Dalam konteks negara maju, mungkin persoalan ini tidak terlalu masalah dengan adanya konsep Web 2.0 di mana setiap orang bisa mengekspresikan dirinya di dalam website, blog, youtube, dan seterusnya. Namun dalam konteks negara berkembang, yang sebagian besar rakyatnya belum memiliki jalur internet untuk berekspresi, kanal-kanal publik televisi dan radio adalah jawabannya. Dan kehendak ini begitu besar, dengan derasnya alienasi dalam lingkungan kerja oleh kapitalisme, sehingga menjadi satu pasar tersendiri: menjamurnya reality show, acara yang sangat memanipulasi keinginan orang atas popularitas. Apakah para "pembela kebebasan informasi" tersebut lebih memilih acara-acara reality show tersebut daripada beberapa kanal publik yang membuka kesempatan untuk produser-produser acara independen dan merakyat? Kebebasan meng-informasi untuk pengusaha rasis-seksis yes!, untuk film-film buatan rakyat jelata no!, itukah slogan sesungguhnya para pembela kebebasan informasi?
Merebut Televisi
Pertarungan kelas dalam memperebutkan kanal siaran publik di Venezuela membawa kita ke sebuah pelajaran yang lain. Gerakan Kiri Indonesia seperti selalu bergerak di pinggiran pertarungan. Slogan-slogan revolusioner dicoretkan di tembok-tembok di pinggir-pinggir jalan protokol yang setiap saat bisa ditutupi cat oleh rejim ataupun pemilik rumah yang sebal. Selebaran-selebaran yang berfungsi hanya sehari, dan koran-koran organisasi yang menjangkau hanya 5000 orang saja. Ketika ingin berbicara dengan massa rakyat yang jumlahnya ratusan juta, perlu bersusah payah mengumpulkan puluhan ribu orang untuk mendapatkan liputan sekian menit di televisi nasional, syukur-syukur bisa diundang dalam talkshow televisi atau radio. Efek komunikasinya, raib dalam satu dua hari - kecuali memang suasana politiknya sudah benar-benar matang.
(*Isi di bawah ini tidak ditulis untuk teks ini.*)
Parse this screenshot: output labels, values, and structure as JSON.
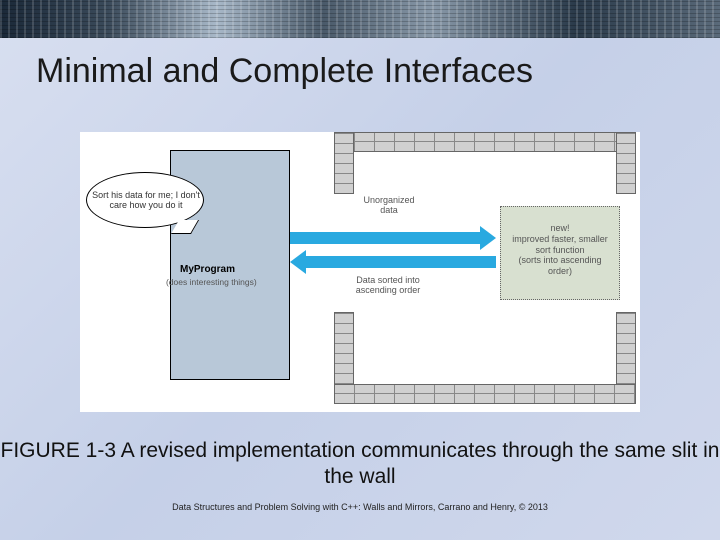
{
  "slide": {
    "title": "Minimal and Complete Interfaces",
    "caption": "FIGURE 1-3 A revised implementation communicates through the same slit in the wall",
    "credit": "Data Structures and Problem Solving with C++: Walls and Mirrors, Carrano and Henry, ©  2013"
  },
  "diagram": {
    "type": "flowchart",
    "background_color": "#ffffff",
    "program_box": {
      "color": "#b8c8d8",
      "speech": "Sort his data for me; I don't care how you do it",
      "label": "MyProgram",
      "sublabel": "(does interesting things)"
    },
    "wall": {
      "brick_color": "#d0d0d0",
      "mortar_color": "#888888",
      "slit_top_label": "Unorganized data",
      "slit_bottom_label": "Data sorted into ascending order"
    },
    "arrows": {
      "color": "#29a9e0",
      "right": "Unorganized data",
      "left": "Data sorted into ascending order"
    },
    "sort_box": {
      "color": "#d8e0d0",
      "line1": "new!",
      "line2": "improved faster, smaller",
      "line3": "sort function",
      "line4": "(sorts into ascending order)"
    }
  },
  "style": {
    "title_fontsize": 34,
    "caption_fontsize": 21,
    "credit_fontsize": 9,
    "bg_gradient": [
      "#d8dff0",
      "#c5d0e8",
      "#d0d8ec"
    ]
  }
}
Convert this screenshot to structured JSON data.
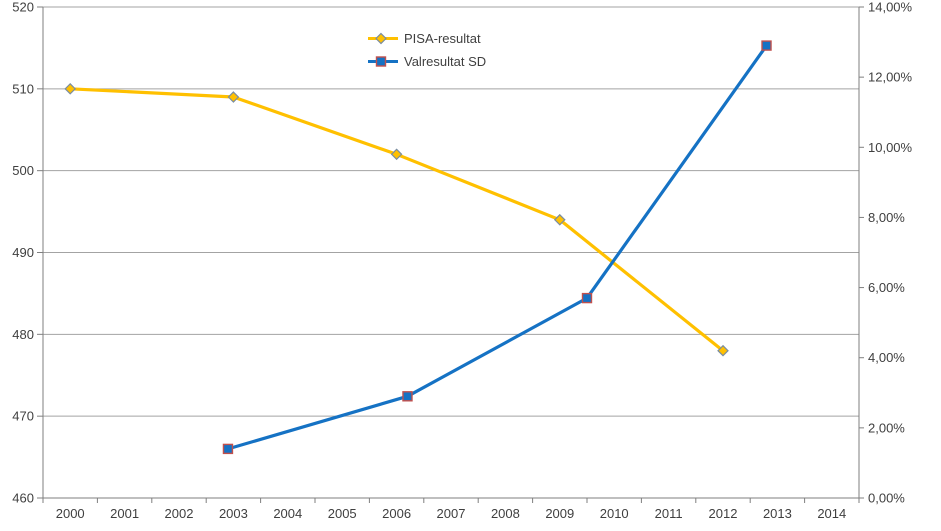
{
  "chart_data": {
    "type": "line",
    "title": "",
    "x_axis": {
      "min": 2000,
      "labels": [
        "2000",
        "2001",
        "2002",
        "2003",
        "2004",
        "2005",
        "2006",
        "2007",
        "2008",
        "2009",
        "2010",
        "2011",
        "2012",
        "2013",
        "2014"
      ]
    },
    "y_axis_left": {
      "min": 460,
      "max": 520,
      "step": 10,
      "tick_labels": [
        "460",
        "470",
        "480",
        "490",
        "500",
        "510",
        "520"
      ]
    },
    "y_axis_right": {
      "min": 0,
      "max": 14,
      "step": 2,
      "tick_labels": [
        "0,00%",
        "2,00%",
        "4,00%",
        "6,00%",
        "8,00%",
        "10,00%",
        "12,00%",
        "14,00%"
      ]
    },
    "grid": true,
    "legend_position": "top-center",
    "series": [
      {
        "name": "PISA-resultat",
        "axis": "left",
        "color": "#FFC000",
        "marker": "diamond",
        "marker_fill": "#FFC000",
        "marker_border": "#7A8DA0",
        "x": [
          2000,
          2003,
          2006,
          2009,
          2012
        ],
        "values": [
          510,
          509,
          502,
          494,
          478
        ]
      },
      {
        "name": "Valresultat SD",
        "axis": "right",
        "color": "#1572C4",
        "marker": "square",
        "marker_fill": "#1572C4",
        "marker_border": "#C0504D",
        "x": [
          2002.9,
          2006.2,
          2009.5,
          2012.8
        ],
        "values": [
          1.4,
          2.9,
          5.7,
          12.9
        ]
      }
    ],
    "colors": {
      "gridline": "#A3A3A3",
      "axis": "#7F7F7F",
      "text": "#3F3F3F",
      "background": "#FFFFFF"
    }
  }
}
Sebelum 1998, pemutar DVD dan VCD belum menjamur seperti sekarang, kamera handycam masih begitu merepotkan dan mahal untuk menggandakan hasilnya, dan pertukaran informasi tertulis baik elektronik maupun tercetak masih dibatasi oleh sensor rejim. Namun sekarang? Sembilan tahun yang penuh percepatan di media.
"Don't watch television, make it!"
Kalimat ini betul-betul luar biasa. Anda bisa bayangkan kalau kelompok-kelompok tani bercerita mengenai kemauan mereka di televisi menurut versi mereka sendiri? Atau daripada menonton sinetron yang gambarnya cuma mimpi-mimpi menjadi orang kaya, orang menonton cerita-cerita rakyat dan revolusi di belahan dunia lain? Atau film dokumenter tentang sejarah perlawanan rakyat? Atau juga parodi para politisi dari berbagai wilayah Indonesia?2
Namun langkah menuju membuat televisi mungkin masih agak jauh. Gerakan kiri harus mempersiapkan pengambilalihan televisi dengan memikirkan dan membangun media alternatif seperti podcast, film komunitas yang disebarkan dalam bentuk VCD atau DVD, siaran-siaran radio melalui internet, dan seterusnya.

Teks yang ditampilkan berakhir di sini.